MAH-CET 2026 — Mathematics PYQ

Let us solve this problem step-by-step using standard formulas for an Arithmetic Progression (AP).

Let the first term of the AP be $a$ and the common difference be $d$.

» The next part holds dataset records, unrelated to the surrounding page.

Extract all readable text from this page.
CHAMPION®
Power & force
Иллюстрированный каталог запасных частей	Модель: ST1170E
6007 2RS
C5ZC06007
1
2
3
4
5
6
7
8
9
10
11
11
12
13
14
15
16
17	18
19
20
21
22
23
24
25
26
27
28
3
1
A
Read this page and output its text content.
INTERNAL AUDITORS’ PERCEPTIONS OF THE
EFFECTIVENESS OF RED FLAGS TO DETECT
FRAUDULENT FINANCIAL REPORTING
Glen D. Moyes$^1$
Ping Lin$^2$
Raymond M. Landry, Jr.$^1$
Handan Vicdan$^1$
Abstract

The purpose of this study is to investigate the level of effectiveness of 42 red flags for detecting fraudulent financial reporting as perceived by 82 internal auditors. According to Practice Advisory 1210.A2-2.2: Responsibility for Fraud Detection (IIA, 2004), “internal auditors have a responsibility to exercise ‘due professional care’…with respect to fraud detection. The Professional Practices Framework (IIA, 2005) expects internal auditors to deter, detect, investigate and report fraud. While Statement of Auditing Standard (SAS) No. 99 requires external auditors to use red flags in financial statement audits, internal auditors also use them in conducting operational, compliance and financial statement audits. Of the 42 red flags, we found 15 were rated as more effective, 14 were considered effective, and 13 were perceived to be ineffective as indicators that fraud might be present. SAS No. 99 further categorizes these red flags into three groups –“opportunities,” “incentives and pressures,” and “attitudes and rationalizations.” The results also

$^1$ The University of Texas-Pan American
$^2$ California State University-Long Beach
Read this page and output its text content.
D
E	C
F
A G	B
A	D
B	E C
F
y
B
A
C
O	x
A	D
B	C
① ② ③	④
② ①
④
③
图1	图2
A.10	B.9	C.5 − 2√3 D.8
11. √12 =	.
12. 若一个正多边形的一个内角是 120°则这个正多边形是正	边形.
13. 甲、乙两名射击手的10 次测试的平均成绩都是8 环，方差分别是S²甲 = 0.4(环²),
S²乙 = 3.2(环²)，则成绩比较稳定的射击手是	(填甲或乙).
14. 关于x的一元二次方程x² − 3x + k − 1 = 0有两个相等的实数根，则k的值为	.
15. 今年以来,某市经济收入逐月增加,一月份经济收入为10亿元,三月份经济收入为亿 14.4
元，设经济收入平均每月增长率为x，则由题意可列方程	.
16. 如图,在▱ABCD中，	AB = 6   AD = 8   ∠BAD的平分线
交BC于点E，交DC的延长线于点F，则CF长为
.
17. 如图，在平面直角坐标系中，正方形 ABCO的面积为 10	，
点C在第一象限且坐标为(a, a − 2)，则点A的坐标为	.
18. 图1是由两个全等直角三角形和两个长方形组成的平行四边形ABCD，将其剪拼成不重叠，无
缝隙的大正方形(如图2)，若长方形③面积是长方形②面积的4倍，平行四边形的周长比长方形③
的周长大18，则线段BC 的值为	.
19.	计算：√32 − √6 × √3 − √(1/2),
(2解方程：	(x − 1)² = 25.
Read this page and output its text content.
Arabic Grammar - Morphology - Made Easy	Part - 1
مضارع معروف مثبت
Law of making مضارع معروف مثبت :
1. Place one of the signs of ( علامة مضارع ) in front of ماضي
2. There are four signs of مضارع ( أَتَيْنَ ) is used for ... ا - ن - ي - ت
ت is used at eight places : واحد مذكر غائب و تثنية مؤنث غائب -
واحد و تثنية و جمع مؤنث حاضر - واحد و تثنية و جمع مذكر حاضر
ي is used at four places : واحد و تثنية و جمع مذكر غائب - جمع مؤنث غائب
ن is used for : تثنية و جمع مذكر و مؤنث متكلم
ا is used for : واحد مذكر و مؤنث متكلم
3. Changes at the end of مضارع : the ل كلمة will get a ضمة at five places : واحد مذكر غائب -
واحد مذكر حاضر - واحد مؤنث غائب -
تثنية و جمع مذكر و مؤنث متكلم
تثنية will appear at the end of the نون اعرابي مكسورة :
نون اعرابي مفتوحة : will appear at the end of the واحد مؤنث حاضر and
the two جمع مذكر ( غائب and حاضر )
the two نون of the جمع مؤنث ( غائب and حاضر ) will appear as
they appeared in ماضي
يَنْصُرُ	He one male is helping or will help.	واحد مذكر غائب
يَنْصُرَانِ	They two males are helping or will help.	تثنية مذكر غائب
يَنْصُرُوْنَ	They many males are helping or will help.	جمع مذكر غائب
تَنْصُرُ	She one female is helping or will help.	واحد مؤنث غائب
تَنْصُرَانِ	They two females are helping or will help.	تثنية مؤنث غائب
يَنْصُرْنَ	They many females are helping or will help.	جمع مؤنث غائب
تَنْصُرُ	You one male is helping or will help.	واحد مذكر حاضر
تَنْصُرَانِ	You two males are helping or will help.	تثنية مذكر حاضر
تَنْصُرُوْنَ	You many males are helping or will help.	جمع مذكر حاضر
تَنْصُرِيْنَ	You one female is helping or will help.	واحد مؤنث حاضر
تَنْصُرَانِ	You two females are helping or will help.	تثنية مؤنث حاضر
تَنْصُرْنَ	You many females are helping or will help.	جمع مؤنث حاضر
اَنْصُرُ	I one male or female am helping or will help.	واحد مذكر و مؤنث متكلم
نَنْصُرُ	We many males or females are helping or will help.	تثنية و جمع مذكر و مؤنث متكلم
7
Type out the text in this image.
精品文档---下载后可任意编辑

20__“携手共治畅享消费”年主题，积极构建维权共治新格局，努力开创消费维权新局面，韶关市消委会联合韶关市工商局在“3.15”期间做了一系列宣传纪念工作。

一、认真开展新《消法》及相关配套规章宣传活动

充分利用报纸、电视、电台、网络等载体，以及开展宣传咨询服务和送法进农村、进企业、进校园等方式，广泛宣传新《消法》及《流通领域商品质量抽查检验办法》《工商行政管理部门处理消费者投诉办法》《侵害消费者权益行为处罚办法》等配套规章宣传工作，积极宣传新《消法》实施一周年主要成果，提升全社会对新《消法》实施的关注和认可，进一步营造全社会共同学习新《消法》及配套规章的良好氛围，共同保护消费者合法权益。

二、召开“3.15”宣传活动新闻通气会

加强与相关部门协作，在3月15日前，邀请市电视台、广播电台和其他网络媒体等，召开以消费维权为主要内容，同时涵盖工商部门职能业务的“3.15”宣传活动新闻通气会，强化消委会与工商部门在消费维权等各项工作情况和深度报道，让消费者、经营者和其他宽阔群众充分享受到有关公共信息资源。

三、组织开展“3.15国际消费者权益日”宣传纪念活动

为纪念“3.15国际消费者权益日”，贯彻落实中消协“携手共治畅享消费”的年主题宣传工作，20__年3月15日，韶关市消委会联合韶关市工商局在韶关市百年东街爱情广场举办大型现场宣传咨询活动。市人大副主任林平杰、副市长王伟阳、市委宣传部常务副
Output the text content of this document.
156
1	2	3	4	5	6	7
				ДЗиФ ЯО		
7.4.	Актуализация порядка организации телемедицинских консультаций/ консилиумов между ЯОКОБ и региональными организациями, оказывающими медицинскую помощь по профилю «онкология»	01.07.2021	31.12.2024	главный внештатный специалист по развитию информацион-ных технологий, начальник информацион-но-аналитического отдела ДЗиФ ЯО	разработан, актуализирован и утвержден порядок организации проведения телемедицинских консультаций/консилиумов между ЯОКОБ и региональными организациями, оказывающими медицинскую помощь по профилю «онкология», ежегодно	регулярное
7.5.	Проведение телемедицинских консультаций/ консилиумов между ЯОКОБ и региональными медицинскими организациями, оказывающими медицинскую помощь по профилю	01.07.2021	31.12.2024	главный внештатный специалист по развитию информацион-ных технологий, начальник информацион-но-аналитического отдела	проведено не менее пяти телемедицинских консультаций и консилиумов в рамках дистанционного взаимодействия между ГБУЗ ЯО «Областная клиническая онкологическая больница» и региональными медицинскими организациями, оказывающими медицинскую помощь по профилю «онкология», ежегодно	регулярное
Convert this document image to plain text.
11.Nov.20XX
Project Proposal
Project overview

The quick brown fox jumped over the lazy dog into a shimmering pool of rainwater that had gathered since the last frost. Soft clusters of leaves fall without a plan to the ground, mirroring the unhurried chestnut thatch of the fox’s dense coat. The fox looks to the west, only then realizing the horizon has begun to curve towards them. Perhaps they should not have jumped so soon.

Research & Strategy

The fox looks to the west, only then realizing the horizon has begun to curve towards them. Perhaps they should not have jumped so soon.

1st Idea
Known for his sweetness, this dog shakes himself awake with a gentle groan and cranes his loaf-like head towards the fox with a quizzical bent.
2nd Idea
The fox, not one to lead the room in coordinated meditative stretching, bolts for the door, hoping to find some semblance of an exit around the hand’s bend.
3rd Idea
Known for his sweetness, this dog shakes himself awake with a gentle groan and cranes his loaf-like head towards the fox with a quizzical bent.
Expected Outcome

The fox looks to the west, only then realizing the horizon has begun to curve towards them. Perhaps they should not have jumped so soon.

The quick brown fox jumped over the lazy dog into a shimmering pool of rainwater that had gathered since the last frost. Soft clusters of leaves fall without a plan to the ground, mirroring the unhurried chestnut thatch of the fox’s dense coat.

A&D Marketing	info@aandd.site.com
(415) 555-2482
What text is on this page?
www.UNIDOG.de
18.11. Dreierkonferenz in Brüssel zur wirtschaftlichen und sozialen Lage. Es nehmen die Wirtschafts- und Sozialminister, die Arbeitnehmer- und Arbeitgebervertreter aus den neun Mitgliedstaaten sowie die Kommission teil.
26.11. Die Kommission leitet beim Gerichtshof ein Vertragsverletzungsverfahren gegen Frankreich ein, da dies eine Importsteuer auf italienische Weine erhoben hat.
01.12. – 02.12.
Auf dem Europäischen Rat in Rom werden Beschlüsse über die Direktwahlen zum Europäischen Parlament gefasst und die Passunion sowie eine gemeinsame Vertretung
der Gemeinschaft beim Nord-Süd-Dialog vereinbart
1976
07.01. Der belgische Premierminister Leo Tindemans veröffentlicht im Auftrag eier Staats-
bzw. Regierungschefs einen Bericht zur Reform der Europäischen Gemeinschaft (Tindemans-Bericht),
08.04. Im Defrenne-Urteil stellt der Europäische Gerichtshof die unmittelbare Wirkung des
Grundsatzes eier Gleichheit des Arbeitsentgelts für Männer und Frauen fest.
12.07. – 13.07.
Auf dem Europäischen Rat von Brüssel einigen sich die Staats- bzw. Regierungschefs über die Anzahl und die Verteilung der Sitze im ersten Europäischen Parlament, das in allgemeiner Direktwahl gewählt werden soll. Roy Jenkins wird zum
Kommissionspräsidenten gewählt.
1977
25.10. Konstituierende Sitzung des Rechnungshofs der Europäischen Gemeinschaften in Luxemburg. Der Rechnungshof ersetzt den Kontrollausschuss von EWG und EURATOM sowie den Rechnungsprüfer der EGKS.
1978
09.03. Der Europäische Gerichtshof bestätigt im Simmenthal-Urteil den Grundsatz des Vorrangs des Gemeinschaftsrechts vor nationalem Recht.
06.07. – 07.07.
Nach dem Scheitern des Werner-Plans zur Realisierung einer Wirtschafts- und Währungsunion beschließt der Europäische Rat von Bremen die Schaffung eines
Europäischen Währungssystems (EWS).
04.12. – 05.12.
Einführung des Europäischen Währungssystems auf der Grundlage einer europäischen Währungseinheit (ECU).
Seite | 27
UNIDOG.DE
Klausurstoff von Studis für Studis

The formulas for the sum of $n$ terms ($S_n$) and the $n$-th term ($T_n$) are:

• $S_n=\frac{n}{2}[2a+(n-1)d]$

• $T_n=a+(n-1)d$

Step 1: Set up the ratio equation using the given conditions

We are given:

$$\frac{S_p}{S_q}=\frac{p^2}{q^2}$$

Expand $S_p$ and $S_q$ using the sum formula:

$$\frac{\frac{p}{2}[2a+(p-1)d]}{\frac{q}{2}[2a+(q-1)d]}=\frac{p^2}{q^2}$$

We can simplify the left side by canceling out the $\frac{1}{2}$ terms:

$$\frac{p[2a+(p-1)d]}{q[2a+(q-1)d]}=\frac{p^2}{q^2}$$

Now, divide both sides by $\frac{p}{q}$ (since $p\ne q$ and they are non-zero indexes):

$$\frac{2a+(p-1)d}{2a+(q-1)d}=\frac{p}{q}$$

Step 2: Find the mathematical relationship using a substitution shortcut

We need to find the value of the term ratio:

$$\frac{T_6}{T_{21}}=\frac{a+(6-1)d}{a+(21-1)d}=\frac{a+5d}{a+20d}$$

To make our sum equation look exactly like this term ratio, let us multiply the numerator and denominator of the target expression by $2$:

$$\frac{2(a+5d)}{2(a+20d)}=\frac{2a+10d}{2a+40d}$$

Now, compare this target format with the equation derived in Step 1:

• Compare $(p-1)d$ to $10d⟹p-1=10⟹p=11$

• Compare $(q-1)d$ to $40d⟹q-1=40⟹q=41$

Substitute these values of $p=11$ and $q=41$ directly into the right-hand side fraction $\frac{p}{q}$:

$$\frac{2a+(11-1)d}{2a+(41-1)d}=\frac{11}{41}$$

$$\frac{2a+10d}{2a+40d}=\frac{11}{41}$$

Step 3: Simplify back to find the required ratio

Factor out a $2$ from both the numerator and the denominator on the left side:

$$\frac{2(a+5d)}{2(a+20d)}=\frac{11}{41}$$

$$\frac{a+5d}{a+20d}=\frac{11}{41}$$

Since $T_6=a+5d$ and $T_{21}=a+20d$, we have:

$$\frac{T_6}{T_{21}}=\frac{11}{41}$$

Conclusion

The value of the ratio $\frac{T_6}{T_{21}}$ is $\frac{11}{41}$.

Hence, the correct option is (c) $\frac{11}{41}$.